Ironically, although the Middleman Minority phenomenon often leads to racially and economically motivated violence actually is an antidote to both racism and poverty. If groups of every skin color can succeed (and persecute those who succeed), then clearly isn’t the issue. The issue is a core set of values. Hard work. Self improvement. And taking the long-term view. There is also often a particular focus on learning because while your store can be burned down in a pogrom or riot and your property can be stolen, you can never have your knowledge taken away as long as you keep your head. And a proactive resourcefulness. And when you build a nation from people with these values, it ends up being the most innovative nation on the planet.

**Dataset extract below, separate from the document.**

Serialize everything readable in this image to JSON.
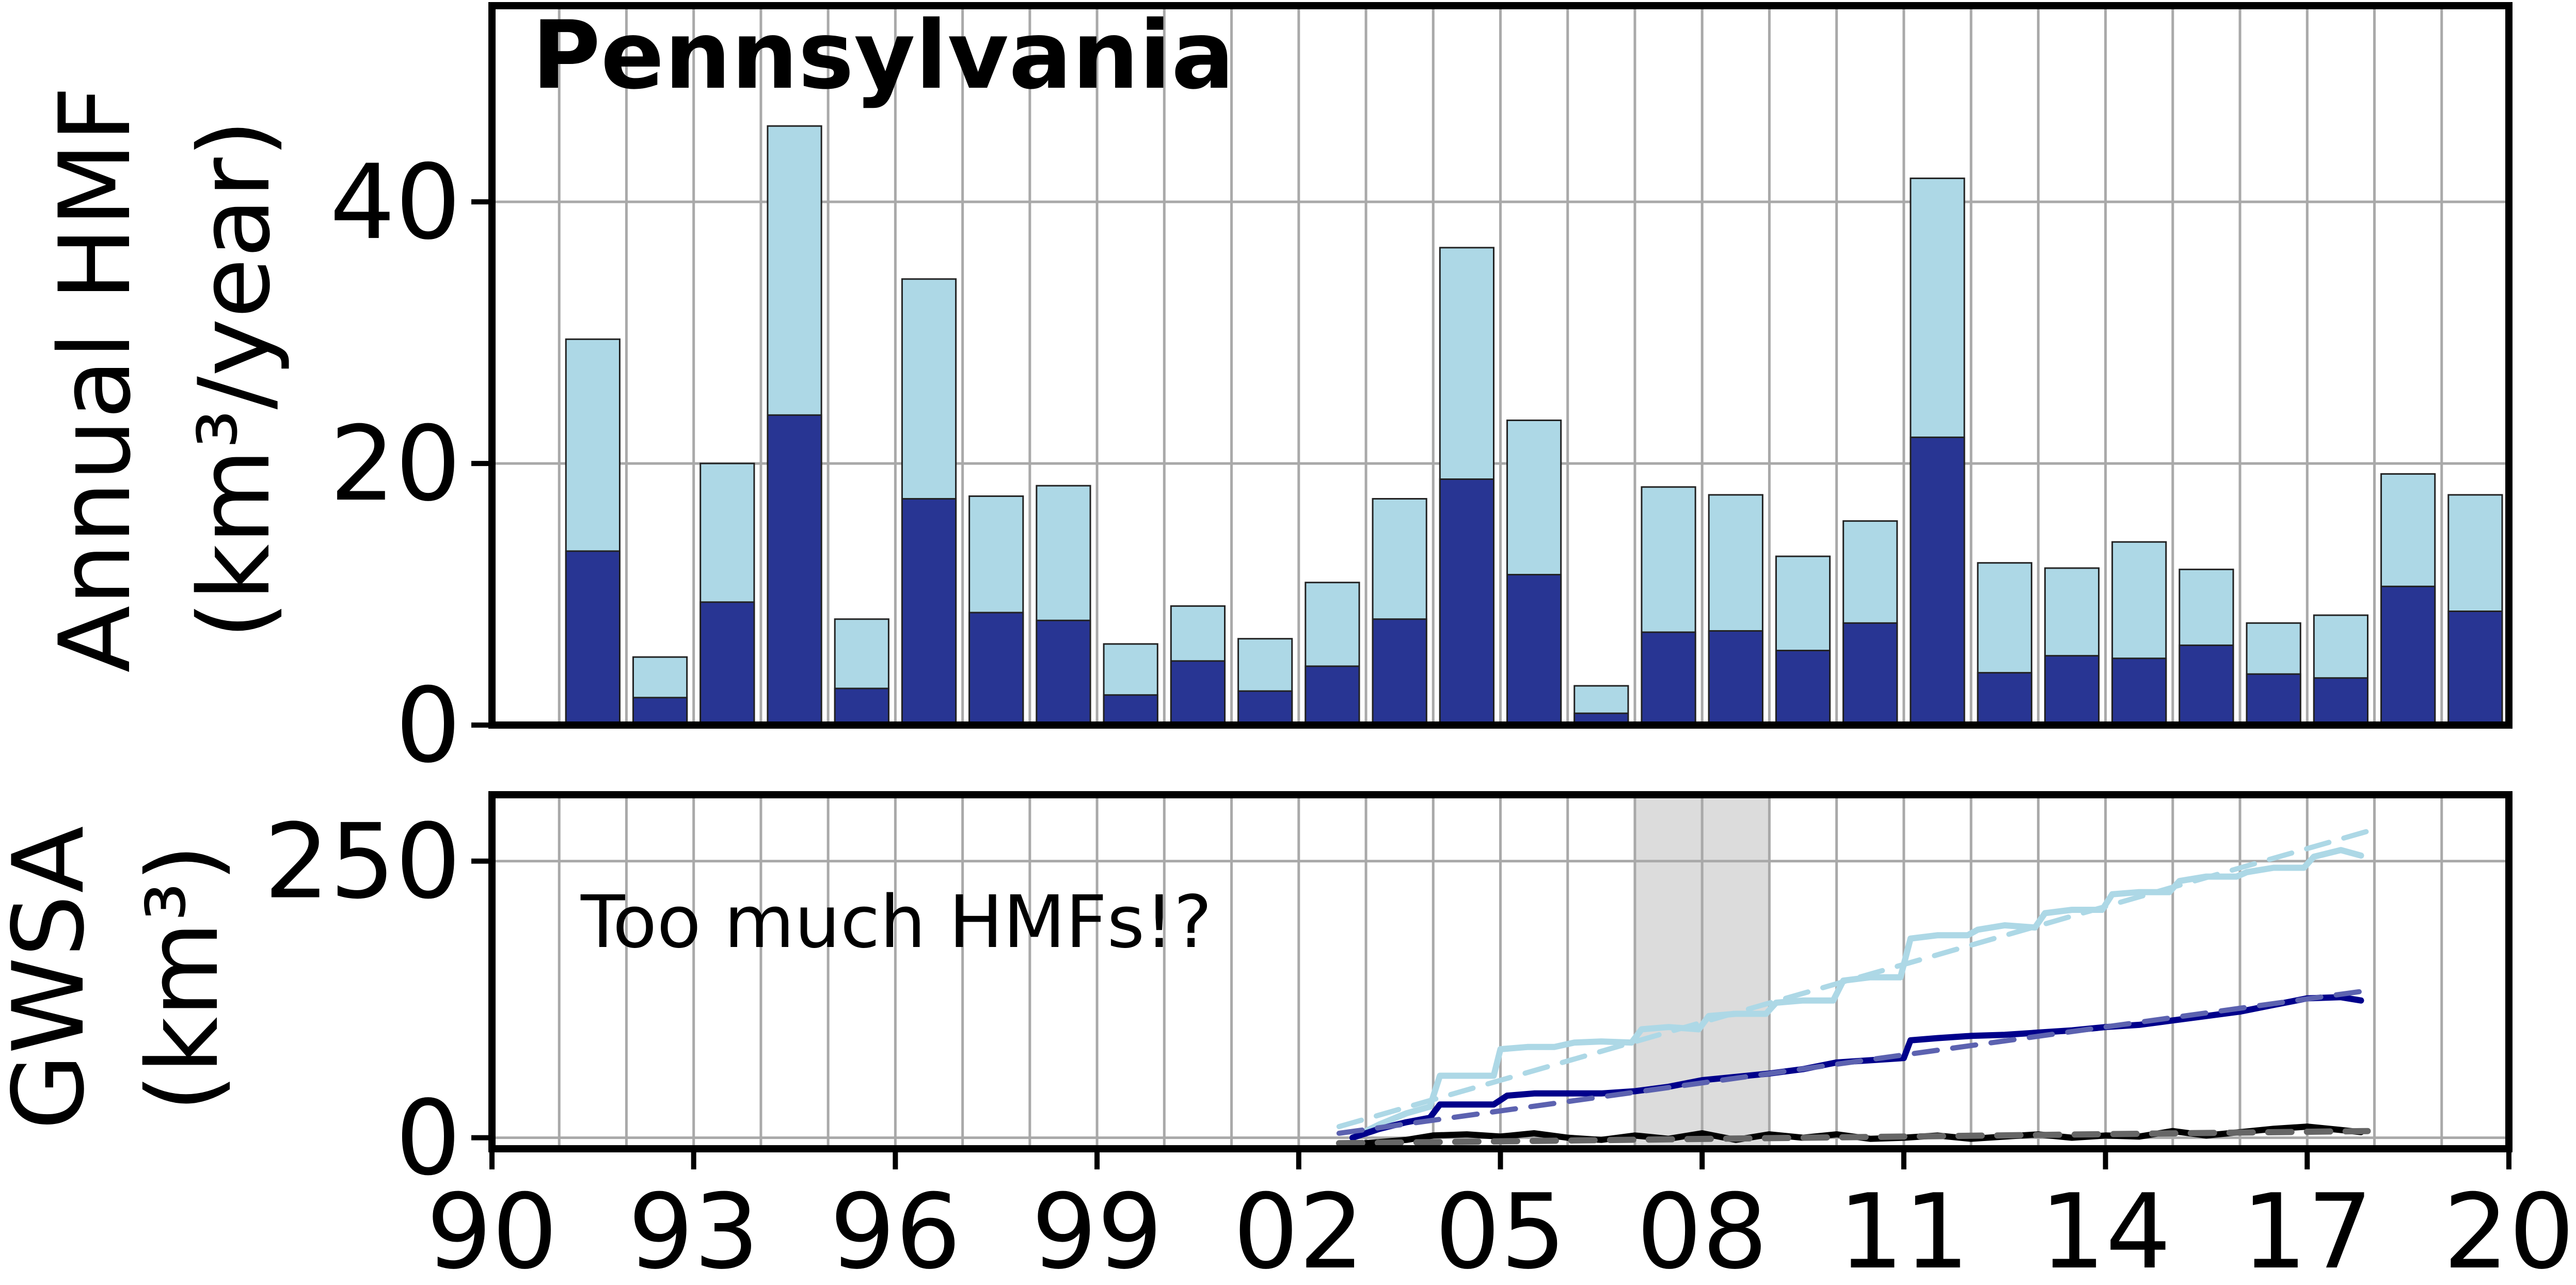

Middleman Minorities reveal how much success is possible even when you have NO CONNECTIONS and are a COMPLETE OUTSIDER if you evolve the right values and attitudes. And that is what Idi Amin would actually have had to do to Make Uganda Great. He would have had to learn from the Indians and make many of those Middleman Minorities’ values core values for the entire society. However, that means letting go of cultural pride and thinking like a Mixed Mental Artist. Adopt the values that are useful…and you can look to the Middleman Minorities for guidance on what those are.
Environment shapes behavior. And the same cultural environment has repeatedly shaped the same culture. Connect the dots, people. The skin colors are different but the narratives and the cultures’ values and their experiences are the same.